The Telegraph
Since 1st March, 1999
Email This Page
Woman ‘auctioned’ in marriage mart

Bhopal, Jan. 7: The Digvijay Singh regime has registered cases of criminal conduct against hundreds of Bhil tribals who have been accused of forcibly remarrying a 40-year-old woman.

Earlier, Devika, a Bhil woman, had denied any coercion and claimed to have married fellow tribal Lakhan on her own.

Late this evening, however, Devika retracted her statement and alleged coercion, prompting the criminal complaints against the tribals who had recently gathered at a 2,000-strong “panchganga” (gathering of Bhils).

The gathering was organised apparently as part of a “reformist movement” among the tribal community.

Khandwa collector Manu Srivastva said: “When our second team (of officers) reached, Devika said she was brought to the Bhil gathering by force and handed over to Lakhan against her wishes.”

The BJP had accused the Congress of encouraging a human “auction” after news spread that state minister Hiralal Silhawat was present at the gathering. He was accused of “supervising” the “auction” worth Rs 5,000.

Devika, however, had scotched all rumours when she claimed to have married Lakhan on her own and in accordance with Bhil customs, which encourage women to ditch non-Bhils and remarry within their community. Lakhan is Devika’s third husband.
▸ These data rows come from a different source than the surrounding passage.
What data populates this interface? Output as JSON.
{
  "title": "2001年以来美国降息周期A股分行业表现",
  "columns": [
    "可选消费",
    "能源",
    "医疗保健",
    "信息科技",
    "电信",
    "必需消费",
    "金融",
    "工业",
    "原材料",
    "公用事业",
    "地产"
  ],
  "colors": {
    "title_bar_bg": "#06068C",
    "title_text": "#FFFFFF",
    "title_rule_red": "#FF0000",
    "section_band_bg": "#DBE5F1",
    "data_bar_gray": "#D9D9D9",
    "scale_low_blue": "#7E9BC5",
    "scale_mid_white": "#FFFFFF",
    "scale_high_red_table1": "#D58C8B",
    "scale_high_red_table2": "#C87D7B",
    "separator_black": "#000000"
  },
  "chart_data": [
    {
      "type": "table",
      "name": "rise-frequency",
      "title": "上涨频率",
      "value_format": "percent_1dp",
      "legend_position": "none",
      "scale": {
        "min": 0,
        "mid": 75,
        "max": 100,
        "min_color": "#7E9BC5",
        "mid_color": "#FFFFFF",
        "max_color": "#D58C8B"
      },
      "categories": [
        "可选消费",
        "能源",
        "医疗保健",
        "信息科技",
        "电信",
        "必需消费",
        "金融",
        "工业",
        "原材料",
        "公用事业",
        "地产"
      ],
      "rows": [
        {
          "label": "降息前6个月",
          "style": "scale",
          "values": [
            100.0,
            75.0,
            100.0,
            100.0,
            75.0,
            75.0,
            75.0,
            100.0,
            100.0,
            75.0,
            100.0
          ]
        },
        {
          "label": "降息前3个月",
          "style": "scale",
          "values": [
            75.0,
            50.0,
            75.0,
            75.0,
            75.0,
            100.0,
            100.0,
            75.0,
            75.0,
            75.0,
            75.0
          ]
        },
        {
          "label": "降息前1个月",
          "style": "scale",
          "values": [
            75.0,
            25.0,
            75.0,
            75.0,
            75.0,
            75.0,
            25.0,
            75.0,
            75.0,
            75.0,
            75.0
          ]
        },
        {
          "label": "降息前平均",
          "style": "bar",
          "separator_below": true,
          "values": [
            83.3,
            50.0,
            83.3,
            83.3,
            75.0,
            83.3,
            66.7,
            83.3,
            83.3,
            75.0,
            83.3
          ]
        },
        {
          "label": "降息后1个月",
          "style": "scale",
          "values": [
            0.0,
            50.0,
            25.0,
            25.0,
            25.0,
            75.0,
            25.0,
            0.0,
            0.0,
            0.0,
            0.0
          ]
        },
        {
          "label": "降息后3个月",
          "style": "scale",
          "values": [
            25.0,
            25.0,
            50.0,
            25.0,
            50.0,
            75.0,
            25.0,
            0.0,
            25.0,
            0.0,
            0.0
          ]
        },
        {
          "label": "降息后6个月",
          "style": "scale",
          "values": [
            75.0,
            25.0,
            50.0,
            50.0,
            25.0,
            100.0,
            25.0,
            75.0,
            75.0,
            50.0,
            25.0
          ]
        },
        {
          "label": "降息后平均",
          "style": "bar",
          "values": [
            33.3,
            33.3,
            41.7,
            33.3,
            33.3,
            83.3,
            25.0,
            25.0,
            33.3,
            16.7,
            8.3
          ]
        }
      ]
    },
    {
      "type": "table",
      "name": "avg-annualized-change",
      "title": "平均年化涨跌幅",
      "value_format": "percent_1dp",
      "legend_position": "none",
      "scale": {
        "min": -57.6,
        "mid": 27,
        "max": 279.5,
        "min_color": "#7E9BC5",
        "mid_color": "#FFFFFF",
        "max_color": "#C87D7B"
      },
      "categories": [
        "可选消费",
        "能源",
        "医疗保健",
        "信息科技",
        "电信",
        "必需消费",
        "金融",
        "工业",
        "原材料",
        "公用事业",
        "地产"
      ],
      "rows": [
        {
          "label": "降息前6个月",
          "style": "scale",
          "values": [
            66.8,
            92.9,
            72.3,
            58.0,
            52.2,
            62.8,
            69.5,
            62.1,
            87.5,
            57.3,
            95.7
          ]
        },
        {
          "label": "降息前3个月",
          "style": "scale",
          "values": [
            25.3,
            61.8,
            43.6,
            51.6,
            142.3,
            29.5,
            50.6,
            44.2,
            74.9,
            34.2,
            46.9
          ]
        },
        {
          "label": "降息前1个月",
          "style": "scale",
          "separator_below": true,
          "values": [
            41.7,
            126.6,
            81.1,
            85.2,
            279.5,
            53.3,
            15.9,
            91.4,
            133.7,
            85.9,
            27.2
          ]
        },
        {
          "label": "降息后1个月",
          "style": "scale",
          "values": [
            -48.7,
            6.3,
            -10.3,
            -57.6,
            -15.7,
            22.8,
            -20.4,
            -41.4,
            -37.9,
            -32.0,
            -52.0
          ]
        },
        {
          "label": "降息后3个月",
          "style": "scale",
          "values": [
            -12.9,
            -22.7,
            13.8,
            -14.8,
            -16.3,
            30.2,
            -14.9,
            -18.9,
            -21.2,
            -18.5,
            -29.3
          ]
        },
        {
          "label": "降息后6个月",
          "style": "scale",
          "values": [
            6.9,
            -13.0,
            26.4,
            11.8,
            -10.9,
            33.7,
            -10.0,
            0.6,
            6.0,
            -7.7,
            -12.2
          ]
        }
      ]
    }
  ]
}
She was first married 15 years ago. Devika, however, soon left her first husband Jagdish to live with her parents in Mandwa. There, she fell in love with Ghulab Singh, a married forest ranger with three children, and bore him a boy, who is seven now.

Silhawat got a clean chit from Srivastva, who said the minister had “no role” in the “forced remarriage” as he was not aware that a woman was being forced to remarry. The BJP, however, is not buying Srivastva’s argument.

Srivastva first came into the picture when Ghulab lodged a complaint with him, alleging his wife’s abduction.

Additional collector K.K. Khare was dispatched with a team to record Devika’s statement. Then the rumour got around that Silhawat, present at the gathering, “supervised an auction”.

With Assembly polls some months away, Madhya Pradesh chief minister Digvijay Singh, scared of courting controversy that would alienate his voters, today sought a report on the “marriage” in Gwalior.

“We have registered cases against Lakhan and others,” Srivastva said. Devika, he said, would be “restored” to her second husband Ghulab.

The trouble, however, is far from over for Digvijay. He faces the unhappy prospect of acting tough with hundreds of Bhils and thus alienating a crucial slice of tribal votes.

Moreover, an image-conscious Digvijay would now have to do some explaining on how a medieval practice such as “auctioning” a woman was allowed in his state.

Sources close to the chief minister said he might punish the local panchayat in an action similar to the one he took when sati was reported in the Gwalior-Guna region a few months ago. Digvijay had then stopped all grants to the panchayat concerned to punish residents who had actively encouraged the “sati”.

Silhawat had earlier said the Bhil gatherings were being organised with the sole aim of educating the tribals against social evils such as gambling and drinking.

“We have a custom that Bhils should not marry non-Bhils. So those willing to come back to the fold are encouraged to pick Bhil men of their choice. It is all very progressive,” Silhawat had said.

The statement had not put off the Khandwa collector, who decided to send another team to Devika to get a fresh statement. “We are sending another team to crosscheck if Devika was not coerced into giving a statement,” he had said from Khandwa. Srivastva had also said that “the Bhils are governed by their community laws”.